Devlet TAŞERON uygulamasından vazgeçse, TAŞERONUN cebine attığı kar payını işçiye verebilir. Çalışandan kesilen sigorta primleri, vergiler zamanında ödenir.
TAŞERONLUK SİSTEMİ NEDEN GETİRİLDİ?
Sağ partiler iktidarlarda hep özelleştirmeleri savunmuşlardır. AKP de onlardan farklı değildir. 2002 seçimlerinde tek başına iktidar olunca 24 ocak 1970 ve IMF politikaları gereği “devletin neyi var, neyi yok” satmayı düşünüyordu. Ancak devletin bütün işyerlerinde memurların iş güvencesi, işçilerin SENDİKALARI vardı. Bu durumda özelleştirmeye çıkarsa özel sektör almazdı. İşveren ucuza işçi çalıştırmak isterdi.
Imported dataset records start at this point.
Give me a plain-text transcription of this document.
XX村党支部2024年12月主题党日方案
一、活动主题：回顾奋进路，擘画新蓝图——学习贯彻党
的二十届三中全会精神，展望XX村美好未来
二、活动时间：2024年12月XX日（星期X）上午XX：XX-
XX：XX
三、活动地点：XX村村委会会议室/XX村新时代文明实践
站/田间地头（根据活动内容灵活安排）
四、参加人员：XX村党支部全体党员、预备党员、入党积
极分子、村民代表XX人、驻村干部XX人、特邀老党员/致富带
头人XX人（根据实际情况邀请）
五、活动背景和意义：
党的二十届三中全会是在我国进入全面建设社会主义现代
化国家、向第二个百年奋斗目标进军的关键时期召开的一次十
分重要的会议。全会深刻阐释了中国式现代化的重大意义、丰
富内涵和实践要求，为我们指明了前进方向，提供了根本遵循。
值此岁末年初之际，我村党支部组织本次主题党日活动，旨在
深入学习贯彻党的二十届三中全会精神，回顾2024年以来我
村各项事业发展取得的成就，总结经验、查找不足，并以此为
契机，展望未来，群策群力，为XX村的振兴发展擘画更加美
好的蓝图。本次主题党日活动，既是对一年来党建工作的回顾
12 eylül 1980 anayasası sendikaların ve emekçilerin birçok haklarını tırpanlamıştı ama, sendikalar var olduğu sürece ileride yine güçlenir, daha fazla ücret, sosyal haklar isteyebilirlerdi. İşte bu nedenle TAŞERONLUK ve 4 /C SİSTEMLERİNİ ve getirdi.
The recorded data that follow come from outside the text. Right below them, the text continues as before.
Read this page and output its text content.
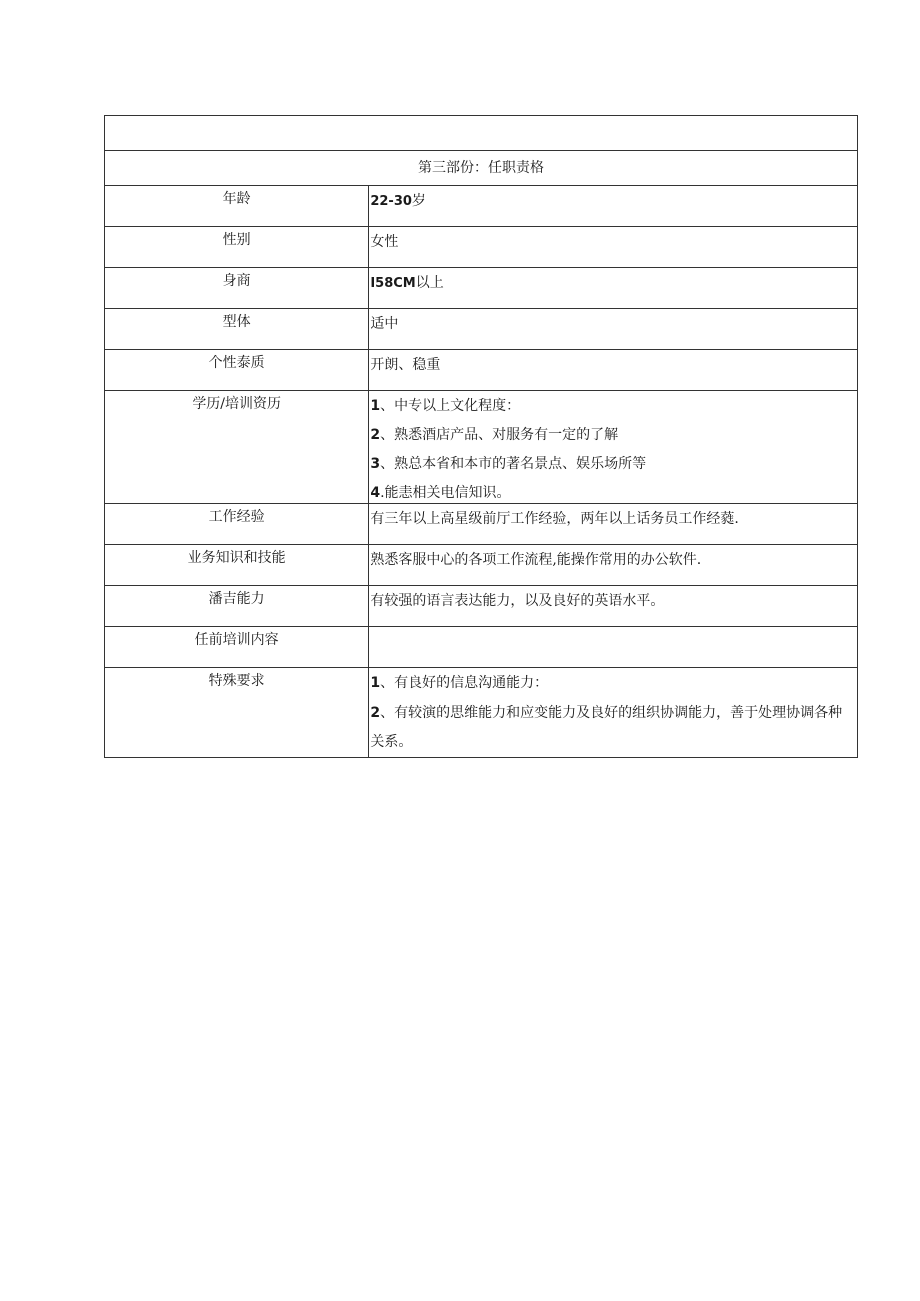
第三部份：任职责格	
年龄	22-30岁
性别	女性
身商	I58CM以上
型体	适中
个性泰质	开朗、稳重
学历/培训资历	1、中专以上文化程度：
2、熟悉酒店产品、对服务有一定的了解
3、熟总本省和本市的著名景点、娱乐场所等
4.能恚相关电信知识。

工作经验	有三年以上高星级前厅工作经验，两年以上话务员工作经蕤.
业务知识和技能	熟悉客服中心的各项工作流程,能操作常用的办公软件.
潘吉能力	有较强的语言表达能力，以及良好的英语水平。
任前培训内容	
特殊要求	1、有良好的信息沟通能力：
2、有较演的思维能力和应变能力及良好的组织协调能力，善于处理协调各种关系。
Kısa sürede görüldü ki, TAŞERONLUK ve 4 / C uygulaması kölelik sistemidir.
İnsan haklarına aykırıdır.
Kendimiz, çocuğumuz, torunumuz için 4 / C ve TAŞERONLUK SİSTEMİNE HAYIR.
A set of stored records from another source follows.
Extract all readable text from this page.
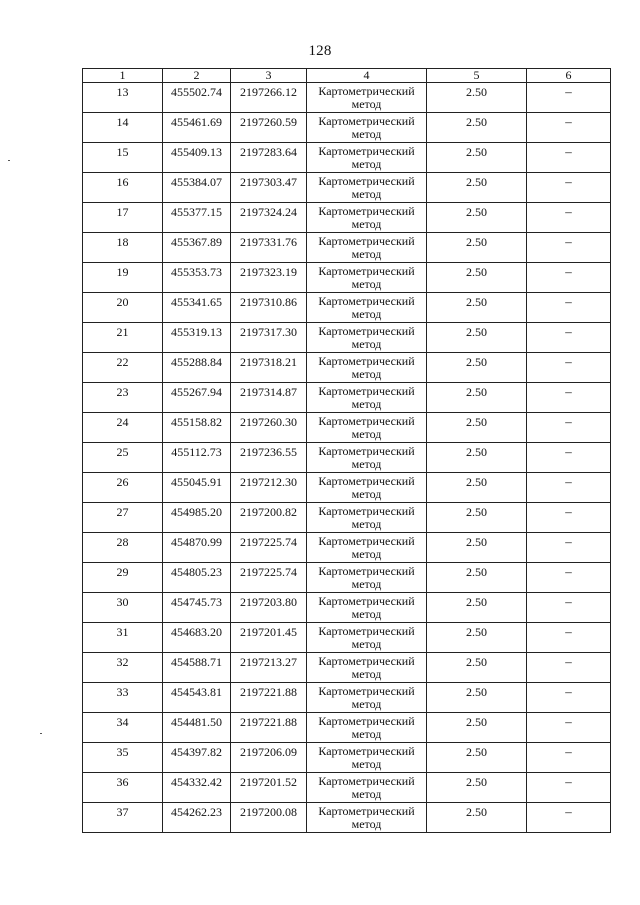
128
1	2	3	4	5	6
13	455502.74	2197266.12	Картометрический метод	2.50	–
14	455461.69	2197260.59	Картометрический метод	2.50	–
15	455409.13	2197283.64	Картометрический метод	2.50	–
16	455384.07	2197303.47	Картометрический метод	2.50	–
17	455377.15	2197324.24	Картометрический метод	2.50	–
18	455367.89	2197331.76	Картометрический метод	2.50	–
19	455353.73	2197323.19	Картометрический метод	2.50	–
20	455341.65	2197310.86	Картометрический метод	2.50	–
21	455319.13	2197317.30	Картометрический метод	2.50	–
22	455288.84	2197318.21	Картометрический метод	2.50	–
23	455267.94	2197314.87	Картометрический метод	2.50	–
24	455158.82	2197260.30	Картометрический метод	2.50	–
25	455112.73	2197236.55	Картометрический метод	2.50	–
26	455045.91	2197212.30	Картометрический метод	2.50	–
27	454985.20	2197200.82	Картометрический метод	2.50	–
28	454870.99	2197225.74	Картометрический метод	2.50	–
29	454805.23	2197225.74	Картометрический метод	2.50	–
30	454745.73	2197203.80	Картометрический метод	2.50	–
31	454683.20	2197201.45	Картометрический метод	2.50	–
32	454588.71	2197213.27	Картометрический метод	2.50	–
33	454543.81	2197221.88	Картометрический метод	2.50	–
34	454481.50	2197221.88	Картометрический метод	2.50	–
35	454397.82	2197206.09	Картометрический метод	2.50	–
36	454332.42	2197201.52	Картометрический метод	2.50	–
37	454262.23	2197200.08	Картометрический метод	2.50	–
Tüm çalışanlara, GREVLİ, TOPLU SÖZLEŞEMELİ SENDİKAL HAKLARA EVET.
Hangi parti 4 / C ve TAŞERONLUK SİSTEMİNİ KALDIRILACAĞIM diyorsa,
Tüm çalışanlara GREVLİ, TOPLU SÖZLEŞEMELİ SENDİKAL HAKLAR vereceğim diyorsa,
OYLARIMIZ O PARTİLERE OLMALIDIR. 25.03.2011 – İbrahim BAYTAK

DERBİ MESEL

“HIH” DİYENİN PARASI
Adam odun kesiyormuş.
Birisi gelmiş tam karşısında oturmuş.
Odun kesen bütün gün uğraşmış, emek sarf etmiş, ter dökmüş ve yorulmuş.
Karşıdaki adam da iş bitinceye kadar karşısında oturmuş, sesini çıkarmadan beklemiş.
İş bitince işveren “odunu kestiren” gelmiş, odun kesene parasını vermiş.
Baştan bu yana kenarda sessizce oturan kişi kalkmış, yanlarına gelmiş.
Bu paranın yarısı benim demiş.
Odunu kesen de, kestiren de şaşırmış.
Odunu bu kesti, sen ne parası istiyorsun? Diye sorduklarında,
O BALTAYI HER SALLADIĞINDA BEN DE “HIH” DEDİM.”
“Bu paranın yarısı benim” demiş.

KISSADAN HİSSE . Sizce de, DAYIBAŞI veya TAŞERONUN aldığı para ODUN KESENDEN, HIH diyenin istediği ve aldığı “HAK EDİLMEMİŞ” para değil midir?